COS 118-3
Gastropodochory 2.0: Slugs and snails disperse plant seeds, ferns, mosses and lichens - recent findings of what began in 1934

Friday, August 9, 2013: 8:40 AM
101I, Minneapolis Convention Center
Manfred Türke, Research Department Ecology and Ecosystem Management, Terrestrial Ecology, Technische Universität München, Freising-Weihenstephan, Germany
Wolfgang W. Weisser, Chair of Terrestrial Ecology, Technical University of Munich, Freising, Germany
Eva Knop, Institute of Ecology and Evolution, University of Bern, CH-3012 Bern, Switzerland
Christina Fischer, Research Department Ecology and Ecosystem Management, Landscape Ecology, Technische Universität München, Freising-Weihenstephan, Germany
Steffen Boch, Institute of Plant Sciences, University of Bern, Bern, Switzerland

When slug feeding traces on fleshy fruits in forests caught the attention of the Swiss botanist Paul Müller-Schneider, he hypothesized that gastropods may aid endozoochorous seed dispersal in these plants. Subsequent experiments confirmed his assumption and were published in 1934. This phenomenon of gastropod seed dispersal he named gastropodochory. Sixty-four years later, similar findings were made in the Pacific Northwest. Recently, we provided evidence derived from several studies of gastropods dispersing vascular plants, ferns, mosses and lichens. In general, gastropods consume seeds and also spores of ferns and bryophytes as well as lichen fragments and defecate them mostly intact and germinable. For myrmecochores or ant-dispersed plants we found gastropods to ingest seeds of a number of species, under laboratory as well as field conditions. Our estimated dispersal distance of seeds by large slugs in forests averaged 5 m, exceeding the mean dispersal distance by ants which is often less than 1 m. Gastropod species and size and also the seed type and size matter in quantifying the dispersal potential of gastropods. In agricultural landscapes a number of weeds lack obvious dispersal structures, and mechanisms of non-human dispersal are often unknown. We investigated whether gastropods could facilitate dispersal of weeds and results supported our expectations. Even aquatic invasive apple snails fed on seeds of weeds from irrigated rice fields in the Philippines and defecated them viable.
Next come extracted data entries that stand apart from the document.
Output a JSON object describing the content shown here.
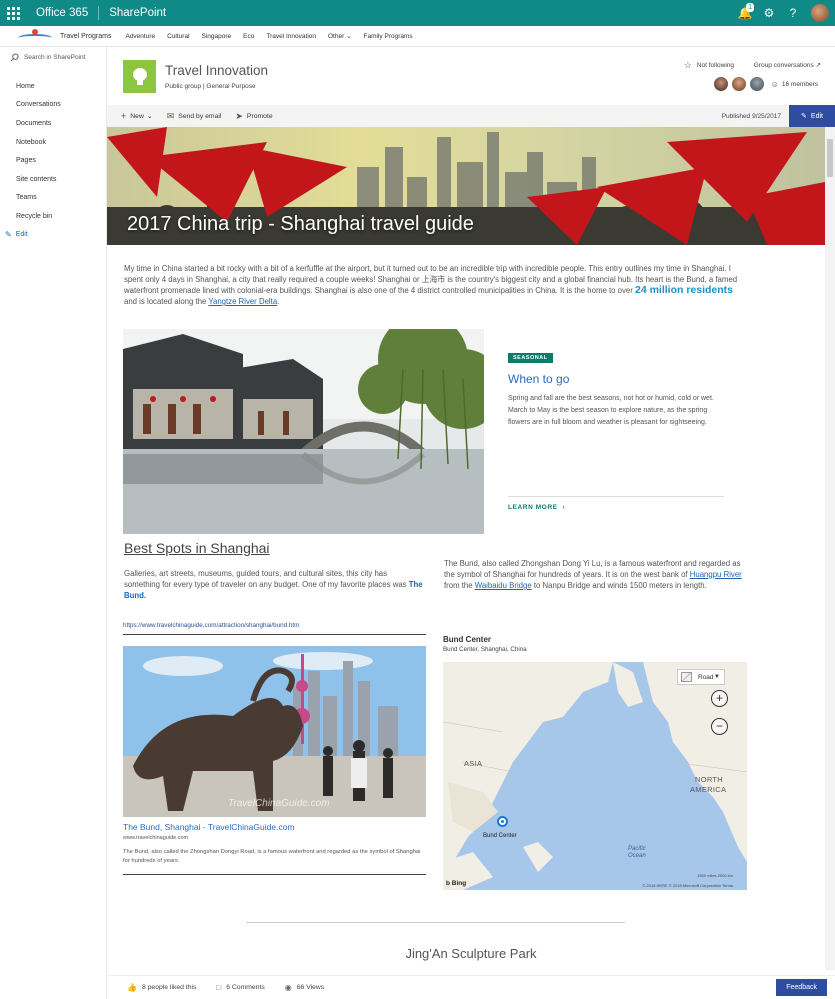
{
  "suite": {
    "app": "Office 365",
    "product": "SharePoint",
    "notifications": "1"
  },
  "hub": {
    "title": "Travel Programs",
    "items": [
      "Adventure",
      "Cultural",
      "Singapore",
      "Eco",
      "Travel Innovation",
      "Other",
      "Family Programs"
    ]
  },
  "leftnav": {
    "search_placeholder": "Search in SharePoint",
    "items": [
      "Home",
      "Conversations",
      "Documents",
      "Notebook",
      "Pages",
      "Site contents",
      "Teams",
      "Recycle bin"
    ],
    "edit": "Edit"
  },
  "site": {
    "title": "Travel Innovation",
    "subtitle": "Public group  |  General Purpose",
    "follow": "Not following",
    "group_conversations": "Group conversations ↗",
    "members": "16 members"
  },
  "commandbar": {
    "new": "New",
    "send": "Send by email",
    "promote": "Promote",
    "published": "Published 9/25/2017",
    "edit": "Edit"
  },
  "hero": {
    "title": "2017 China trip - Shanghai travel guide"
  },
  "intro": {
    "p1": "My time in China started a bit rocky with a bit of a kerfuffle at the airport, but it turned out to be an incredible trip with incredible people. This entry outlines my time in Shanghai. I spent only 4 days in Shanghai, a city that really required a couple weeks! Shanghai or 上海市 is the country's biggest city and a global financial hub. Its heart is the Bund, a famed waterfront promenade lined with colonial-era buildings. Shanghai is also one of the 4 district controlled municipalities in China. It is the home to over ",
    "big": "24 million residents",
    "p2": " and is located along the ",
    "link": "Yangtze River Delta",
    "p3": "."
  },
  "seasonal": {
    "badge": "SEASONAL",
    "title": "When to go",
    "body": "Spring and fall are the best seasons, not hot or humid, cold or wet. March to May is the best season to explore nature, as the spring flowers are in full bloom and weather is pleasant for sightseeing.",
    "learn_more": "LEARN MORE"
  },
  "best": {
    "title": "Best Spots in Shanghai",
    "body": "Galleries, art streets, museums, guided tours, and cultural sites, this city has something for every type of traveler on any budget. One of my favorite places was ",
    "link": "The Bund."
  },
  "bund": {
    "p1": "The Bund, also called Zhongshan Dong Yi Lu, is a famous waterfront and regarded as the symbol of Shanghai for hundreds of years. It is on the west bank of ",
    "link1": "Huangpu River",
    "p2": " from the ",
    "link2": "Waibaidu Bridge",
    "p3": " to Nanpu Bridge and winds 1500 meters in length."
  },
  "linkcard": {
    "url": "https://www.travelchinaguide.com/attraction/shanghai/bund.htm",
    "title": "The Bund, Shanghai - TravelChinaGuide.com",
    "site": "www.travelchinaguide.com",
    "desc": "The Bund, also called the Zhongshan Dongyi Road, is a famous waterfront and regarded as the symbol of Shanghai for hundreds of years.",
    "watermark": "TravelChinaGuide.com"
  },
  "map": {
    "title": "Bund Center",
    "subtitle": "Bund Center, Shanghai, China",
    "style": "Road",
    "labels": {
      "asia": "ASIA",
      "north_america_1": "NORTH",
      "north_america_2": "AMERICA",
      "ocean_1": "Pacific",
      "ocean_2": "Ocean"
    },
    "pin_label": "Bund Center",
    "bing": "Bing",
    "scale": "1500 miles    2000 km",
    "copyright": "© 2018 HERE © 2018 Microsoft Corporation  Terms"
  },
  "next_section": "Jing'An Sculpture Park",
  "footer": {
    "likes": "8 people liked this",
    "comments": "6 Comments",
    "views": "66 Views",
    "feedback": "Feedback"
  }
}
Seed dispersal distances of forest myrmecochores by slugs matched well with migration rates observed in other studies, raising the question on how important gastropods are in herb migration. Gastropods even bear the potential to substitute ants as seed dispersers in certain habitats where ants are rare but myrmecochores are abundant as is the case in many European beech forests. In addition, native large slugs are outcompeted by the invasive Spanish slug in Central Europe and we found indications that the invasive slug - in contrast to its native relatives - destroys a fair amount of seeds in its guts. Given the many gastropod invasions worldwide, these mollusks might have altered existing dispersal mutualisms of plants and native ants, gastropods or other animals unperceived. In the agri-environment, gastropod seed dispersal might describe weed movement or it might be of importance in the approach to re-establish plant diversity in organic farming. The recent findings of gastropods dispersing a variety of plants demonstrate that this phenomenon was overlooked for many years and requires more research.